Early in 2002, Boyd and Blades teamed up with a young peace campaigner named Eli Pariser, and with his help transformed MoveOn into one of the engines of the anti-war movement. In February 2003, MoveOn and another group, called Win Without War, organized a “Virtual March on Washington,” resulting in more than a million phone calls and faxes to the government protesting the war. Soon afterward the group was instrumental in setting up the “Vigil Around the World,” in which thousands of simultaneous anti-war candlelight demonstrations took place all over the globe.

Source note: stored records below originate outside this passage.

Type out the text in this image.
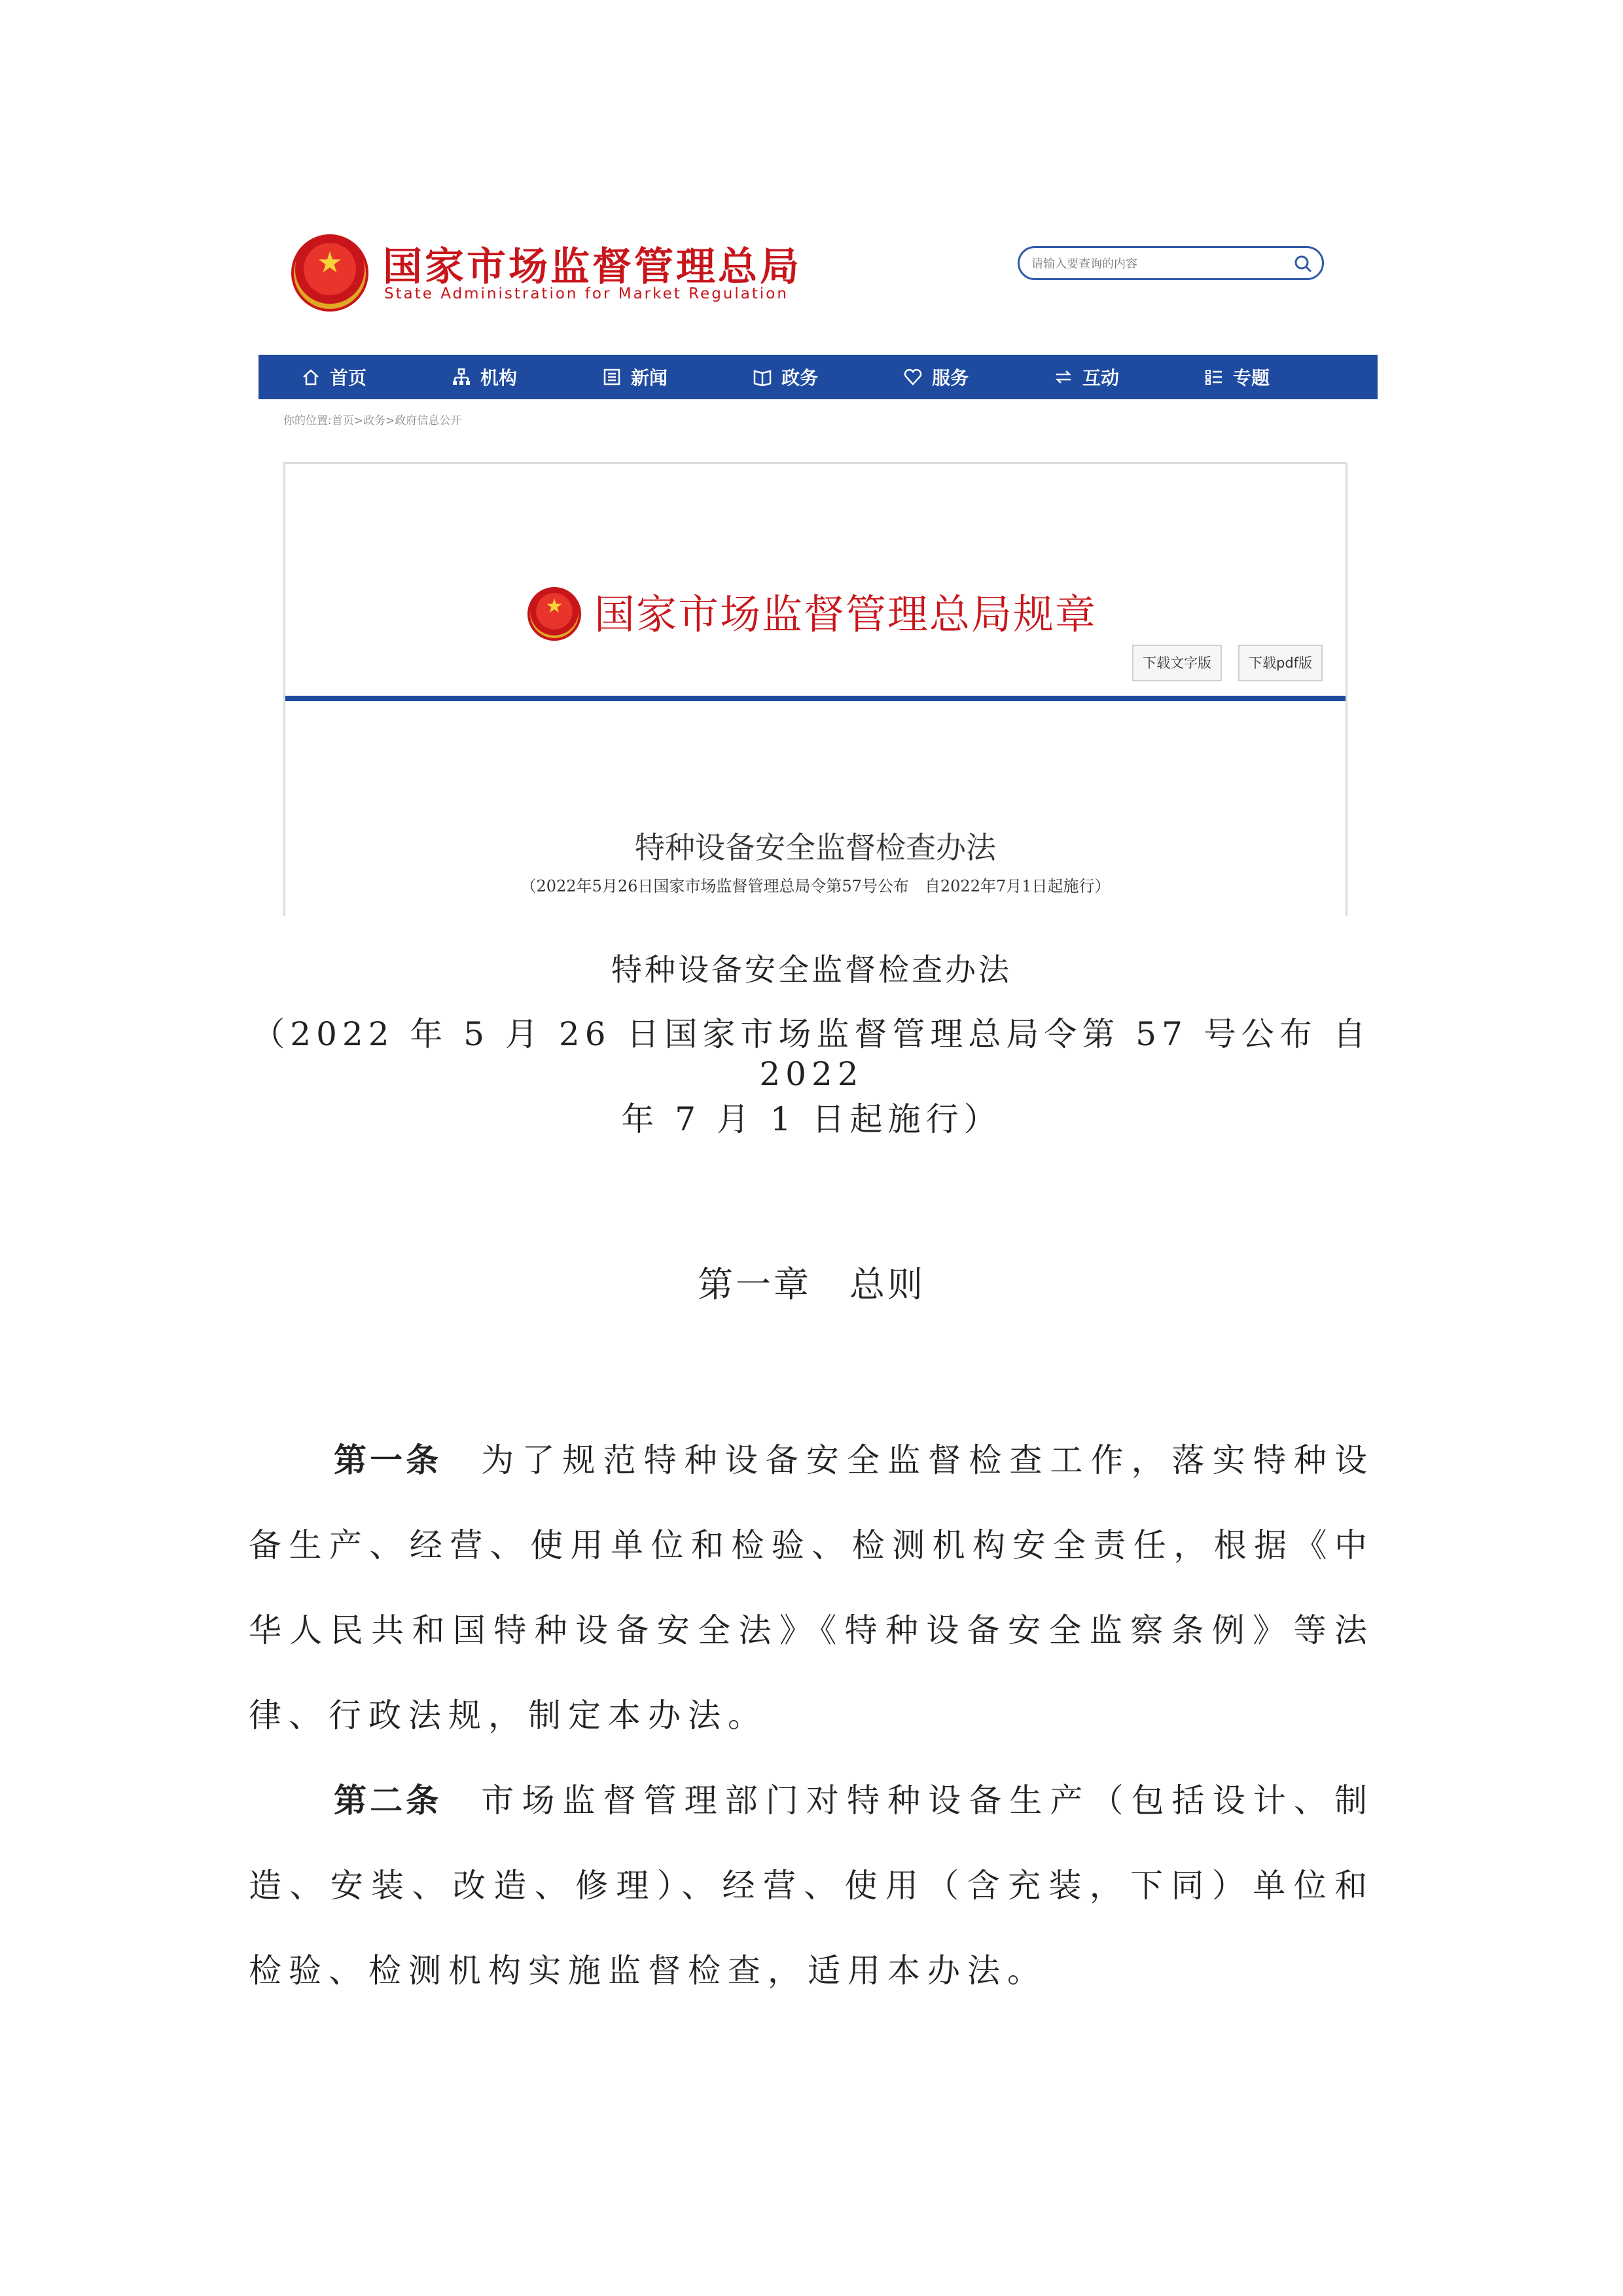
★
国家市场监督管理总局
State Administration for Market Regulation
请输入要查询的内容
首页	机构	新闻	政务	服务	互动	专题
你的位置:首页>政务>政府信息公开
★
国家市场监督管理总局规章
下载文字版	下载pdf版
特种设备安全监督检查办法
（2022年5月26日国家市场监督管理总局令第57号公布　自2022年7月1日起施行）
特种设备安全监督检查办法
（2022 年 5 月 26 日国家市场监督管理总局令第 57 号公布 自 2022
年 7 月 1 日起施行）
第一章　总则

第一条 为了规范特种设备安全监督检查工作，落实特种设备生产、经营、使用单位和检验、检测机构安全责任，根据《中华人民共和国特种设备安全法》《特种设备安全监察条例》等法律、行政法规，制定本办法。

第二条 市场监督管理部门对特种设备生产（包括设计、制造、安装、改造、修理）、经营、使用（含充装，下同）单位和检验、检测机构实施监督检查，适用本办法。
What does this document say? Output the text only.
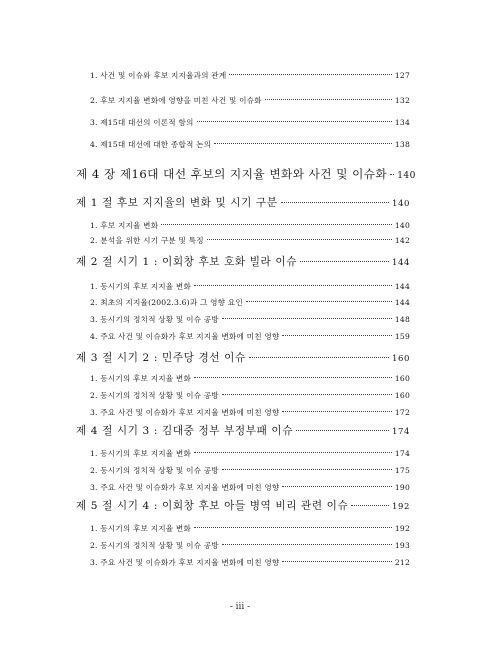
1. 사건 및 이슈와 후보 지지율과의 관계	127
2. 후보 지지율 변화에 영향을 미친 사건 및 이슈화	132
3. 제15대 대선의 이론적 함의	134
4. 제15대 대선에 대한 종합적 논의	138
제 4 장 제16대 대선 후보의 지지율 변화와 사건 및 이슈화 140
제 1 절 후보 지지율의 변화 및 시기 구분	140
1. 후보 지지율 변화	140
2. 분석을 위한 시기 구분 및 특징	142
제 2 절 시기 1 : 이회창 후보 호화 빌라 이슈	144
1. 동시기의 후보 지지율 변화	144
2. 최초의 지지율(2002.3.6)과 그 영향 요인	144
3. 동시기의 정치적 상황 및 이슈 공방	148
4. 주요 사건 및 이슈화가 후보 지지율 변화에 미친 영향	159
제 3 절 시기 2 : 민주당 경선 이슈	160
1. 동시기의 후보 지지율 변화	160
2. 동시기의 정치적 상황 및 이슈 공방	160
3. 주요 사건 및 이슈화가 후보 지지율 변화에 미친 영향	172
제 4 절 시기 3 : 김대중 정부 부정부패 이슈	174
1. 동시기의 후보 지지율 변화	174
2. 동시기의 정치적 상황 및 이슈 공방	175
3. 주요 사건 및 이슈화가 후보 지지율 변화에 미친 영향	190
제 5 절 시기 4 : 이회창 후보 아들 병역 비리 관련 이슈	192
1. 동시기의 후보 지지율 변화	192
2. 동시기의 정치적 상황 및 이슈 공방	193
3. 주요 사건 및 이슈화가 후보 지지율 변화에 미친 영향	212
- iii -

Will MoveOn be organizing any protests for the Republican convention in New York? Apparently not. “We tend to step into vacuums,” she explains. “There was a vacuum of leadership on the issue of [Clinton’s] impeachment. No one was saying, Censure the guy. Tell him you did bad, but get back to work — that was our role. On Iraq, the administration was starting to talk about going to war, and no one was saying anything. One of the beauties of MoveOn is that if we see an opportunity to do something helpful, we can do it, and we can do it in short order. The “Vigil Around the World” was organized in less than a week. It just rolled around the world.”
“And you organized that?” I ask, amazed that an international display of anti-war sentiment and candle lighting could have been masterminded by a couple of private citizens in Berkeley.
“Mmm-hmm,” she says, so casually you’d think she was being asked if she’d remembered to pick up milk at the supermarket.
Looked at as a business venture, albeit a nonprofit one — Boyd and Blades don’t take a salary — MoveOn must be judged a stunning success, a testament to its founders’ entrepreneurial ingenuity. But there’s also the matter of their political vision, the enormous groundswell of liberal activism they have tapped into and begun to sculpt into a potent force. The group’s ability to raise money is extraordinary. In April this year, MoveOn managed to raise $750,000 simply by holding bake sales around the country. As Blades says, they may be the only bake sales ever to warrant an article in the Economist. MoveOn raised $3.2 million in the second quarter of this year alone.